Apr 03, 2017 11:29 AM EDT
Depression Is Now Consuming The World, WHO Will Listen To Your Problems
The Word Health Organization (WHO) said that over 300 million people in various countries suffer from depression. That is a huge chunk of the global population. In fact, severe sadness is slowly taking control over the world.
Since 2005, Sputnik reported, the rates of depression have increased by more than 18 percent. Unfortunately, a lot of victims do not get treatment because of the lack of support for mental health. Thus, WHO started a massive campaign entitled "Depression: Let's Talk". Basically, experts will try to explain misconceptions about the situations unhappy people are in.
Margaret Chan, WHO's Director-General, said in a statement that nations need to "re-think" their approaches to mental health. Chan even noted that everyone should look at this problem with the "urgency it deserves". The report came in days before the World Health Day, which is set on April 7.
On the other hand, talking to a sad person is often the first step towards recovery. For the record, unhappiness is described as a state of mind wherein an extreme loss of interest or lack of ability to pursue an activity prevails.
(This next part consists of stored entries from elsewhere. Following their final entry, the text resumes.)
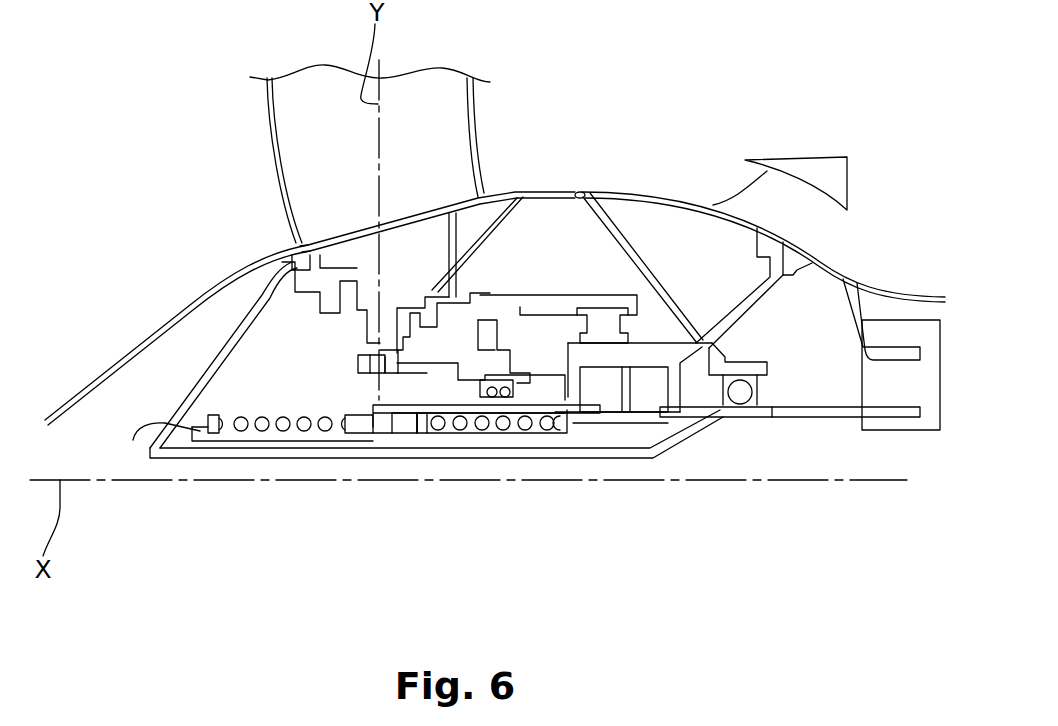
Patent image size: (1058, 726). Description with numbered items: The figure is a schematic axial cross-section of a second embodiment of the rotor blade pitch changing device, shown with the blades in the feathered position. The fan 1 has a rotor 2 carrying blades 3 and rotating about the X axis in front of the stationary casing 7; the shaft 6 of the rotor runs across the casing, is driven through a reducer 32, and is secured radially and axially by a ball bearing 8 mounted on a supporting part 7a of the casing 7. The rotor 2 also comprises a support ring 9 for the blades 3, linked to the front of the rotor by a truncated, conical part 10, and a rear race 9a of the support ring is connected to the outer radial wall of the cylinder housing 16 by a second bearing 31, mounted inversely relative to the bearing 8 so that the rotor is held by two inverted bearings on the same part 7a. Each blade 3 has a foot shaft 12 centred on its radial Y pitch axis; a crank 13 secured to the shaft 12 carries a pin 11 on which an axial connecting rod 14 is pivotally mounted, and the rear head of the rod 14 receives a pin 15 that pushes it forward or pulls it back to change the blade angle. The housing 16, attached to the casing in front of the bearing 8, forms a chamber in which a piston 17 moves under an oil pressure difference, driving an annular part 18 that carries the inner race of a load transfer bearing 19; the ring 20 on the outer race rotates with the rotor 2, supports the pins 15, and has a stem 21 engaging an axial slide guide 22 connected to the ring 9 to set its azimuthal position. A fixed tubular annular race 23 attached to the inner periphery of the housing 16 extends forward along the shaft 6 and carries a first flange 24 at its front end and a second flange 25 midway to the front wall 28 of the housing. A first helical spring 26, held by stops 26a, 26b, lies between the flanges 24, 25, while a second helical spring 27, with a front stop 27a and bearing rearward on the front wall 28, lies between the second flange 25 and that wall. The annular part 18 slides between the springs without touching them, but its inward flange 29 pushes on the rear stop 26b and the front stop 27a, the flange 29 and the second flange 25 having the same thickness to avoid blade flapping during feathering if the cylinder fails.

The fan 1 is at (148, 222).
The rotor 2 is at (81, 342).
The blades 3 is at (300, 143).
The shaft 6 is at (300, 455).
The stationary casing 7 is at (846, 250).
The supporting part 7a is at (745, 302).
The bearing 8 is at (749, 392).
The support ring 9 is at (344, 240).
The rear race 9a is at (582, 191).
The truncated part 10 is at (243, 352).
The pin 11 is at (370, 388).
The blade foot shaft 12 is at (363, 337).
The crank 13 is at (363, 350).
The connecting rod 14 is at (430, 364).
The pin 15 is at (470, 368).
The housing 16 is at (673, 413).
The piston 17 is at (625, 385).
The annular part 18 is at (445, 432).
The load transfer bearing 19 is at (577, 397).
The ring 20 is at (520, 393).
The stem 21 is at (487, 322).
The axial slide guide 22 is at (512, 322).
The fixed annular race 23 is at (400, 434).
The first flange 24 is at (133, 440).
The second flange 25 is at (385, 433).
The first helical spring 26 is at (262, 431).
The stop 26a is at (214, 434).
The stop 26b is at (357, 433).
The second helical spring 27 is at (481, 431).
The stop 27a is at (404, 436).
The front wall 28 is at (573, 419).
The flange 29 is at (368, 410).
The bearing 31 is at (604, 310).
The reducer 32 is at (885, 416).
It raises the risks of major disorders such as diabetes, heart disease, and even suicidal behavior. These ailments are, in fact, some of the world's leading causes of death.
Meanwhile, according to The Guardian, the Duke and Duchess of Cambridge joined a project to record short films about modern approaches to mental illness. Prince William and Kate Middleton, together with Prince Harry, stressed that it is always "good to talk". They encourage every man and woman to start a conversation with someone they know suffering from great anxiety.
For fairness, though, people with depression need to be more open about their conditions. A recent royal survey actually indicated that only 2 percent out of 5,000 respondents admitted that they have spoken to human resources at work. In any case, "well" people may want to do the initiative of asking their "unwell" colleagues about their struggles. Besides, the best way to make someone share his or her story is to open up first and let them know someone is willing to listen.